By Tracy
“That night, as the moon rose, the Natives demonstrated their Native dance and song. Grark noted to himself, not yet trusting his mouth, that all their culture was considered worthless, except those parts that his people found beautiful. After the dance they sang a haunting lullaby from his own people...
... When he went to bed, after being introduced to the children, that sound, that singing was still playing in his ears.”
(Terra Nullius, pp. 232-233)
Claire G. Coleman’s novel Terra
Nullius (Hachette 2017), the outcome of a black&write! Indigenous Writing Fellowship and described as
“dystopian” and “speculative”, is a work of
defamiliarisation. Narratives you may know, or think you know, will not feel or look the same way again because of
this book. For this reason, telling too much about the contents will diminish
the first-time experience – but that does not mean there’s nothing to say about the book.

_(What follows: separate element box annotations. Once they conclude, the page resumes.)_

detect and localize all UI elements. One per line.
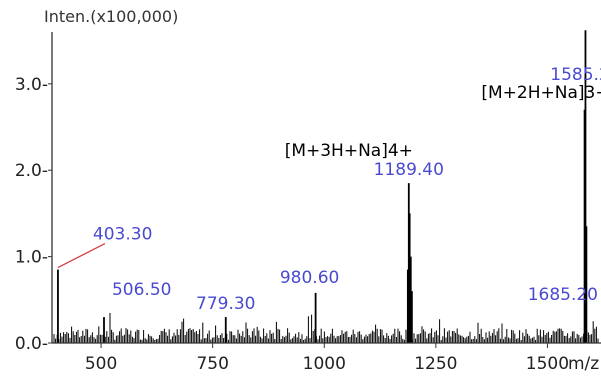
- y-tick-label: 0.0-: [15, 334, 48, 354]
- peak-label: 980.60: [280, 268, 339, 288]
- peak-label: 403.30: [93, 225, 152, 245]
- y-tick-label: 3.0-: [15, 75, 48, 95]
- peak-labels: 403.30 506.50 779.30 980.60 1189.40 1585.20 16…: [57, 65, 601, 314]
- peak-label: 1685.20: [528, 285, 598, 305]
- spectrum-noise: [53, 313, 599, 343]
- y-axis-label: Inten.(x100,000): [44, 7, 178, 26]
- x-tick-label: 500: [85, 354, 117, 374]
- peak-label: 779.30: [196, 294, 255, 314]
- annotations: [M+3H+Na]4+ [M+2H+Na]3+: [285, 83, 601, 161]
- peak-label: 506.50: [112, 280, 171, 300]
- peak-label: 1189.40: [374, 160, 444, 180]
- leader-line: [57, 242, 106, 269]
- ion-annotation: [M+3H+Na]4+: [285, 141, 413, 161]
- noise-trace: [53, 313, 599, 343]
- ion-annotation: [M+2H+Na]3+: [481, 83, 601, 103]
- x-tick-label: 1250: [414, 354, 457, 374]
- y-tick-label: 2.0-: [15, 161, 48, 181]
- x-tick-label: 1500: [526, 354, 569, 374]
- peak-label: 1585.20: [550, 65, 601, 85]
- x-ticks: 500 750 1000 1250 1500: [85, 343, 569, 374]
- x-tick-label: 750: [196, 354, 228, 374]
- spectrum-peaks: [57, 30, 588, 343]
- x-tick-label: 1000: [303, 354, 346, 374]
- y-tick-label: 1.0-: [15, 248, 48, 268]
- x-axis-label: m/z: [568, 354, 599, 374]
- y-ticks: 0.0- 1.0- 2.0- 3.0-: [15, 75, 52, 354]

It’s a compelling story of imaginative power – of multiple
protagonists and multiple journeys, criss-crossing and converging, characters
under pressure to move or trying (in the antagonists’ case, wanting to keep a
grip on power) to hold still despite the desire to “go home”. “Home” itself as
an idea has been radically destabilised – invasion, dispossession, and cruelty
mean that for the colonised, survival has come to entail constant motion and
dispersal.
It’s interesting that Coleman wrote the book “while travelling around Australia in a caravan”, because it echoes that onward thrust, the
urgency of movement, that pervade the narrative. This is not accidental – as
noted in the Guardian: “Her own peripatetic lifestyle flowed into her
writing”, or as Coleman herself explained the mode:
“The feeling of travel, of not knowing where you are, of landscapes constantly changing. I think that disoriented sense of time and place was important, because a lot of Aboriginal people have felt very displaced and disjointed, and have a history of feeling like refugees in their own country.”
Coleman, who identifies with the South Coast Noongar people, has
referenced Tolkien and Mary Shelley in an online feature as inspirations (an
author’s note at the end of the novel itself also acknowledges influence from
Aboriginal writers such as Sally Morgan, Kim Scott and Doris Pilkington Garimara). The hubris that drove Victor Frankenstein is here in the hubris of
the colonial “experiment” on all scales – as John Rieder points out, Frankenstein has “a certain amount of
explicit colonial content” but the Creature’s “progression” also structures a
polemics – there’s an allegorical level to it.
In Coleman’s novel, allegory folds in upon itself in an uncanny mode
– the narrative is both familiar and strange in a way that breaks open at a certain
point and then rides tandem or side-car, or runs parallel, inviting readers to
adjust their understanding. It is this-place and not-this-place; our-history
and not-our-history at the same time: in the gaps are the what-ifs, the
possibilities, the imaginative potential.
If “Australia” refuses to acknowledge fully, and to redress, its
historic and contemporary treatment of Indigenous peoples, this novel will
re-envisage the trauma and the resistance, the ongoing survival and hope, so as
to make them visible again and again, which is why I began with the word
“defamiliarisation”. It’s a timely book to make you think and re-think – a
bold, energetic and provocative novel for a general audience, but also
well-suited, in my opinion, for study in secondary schools.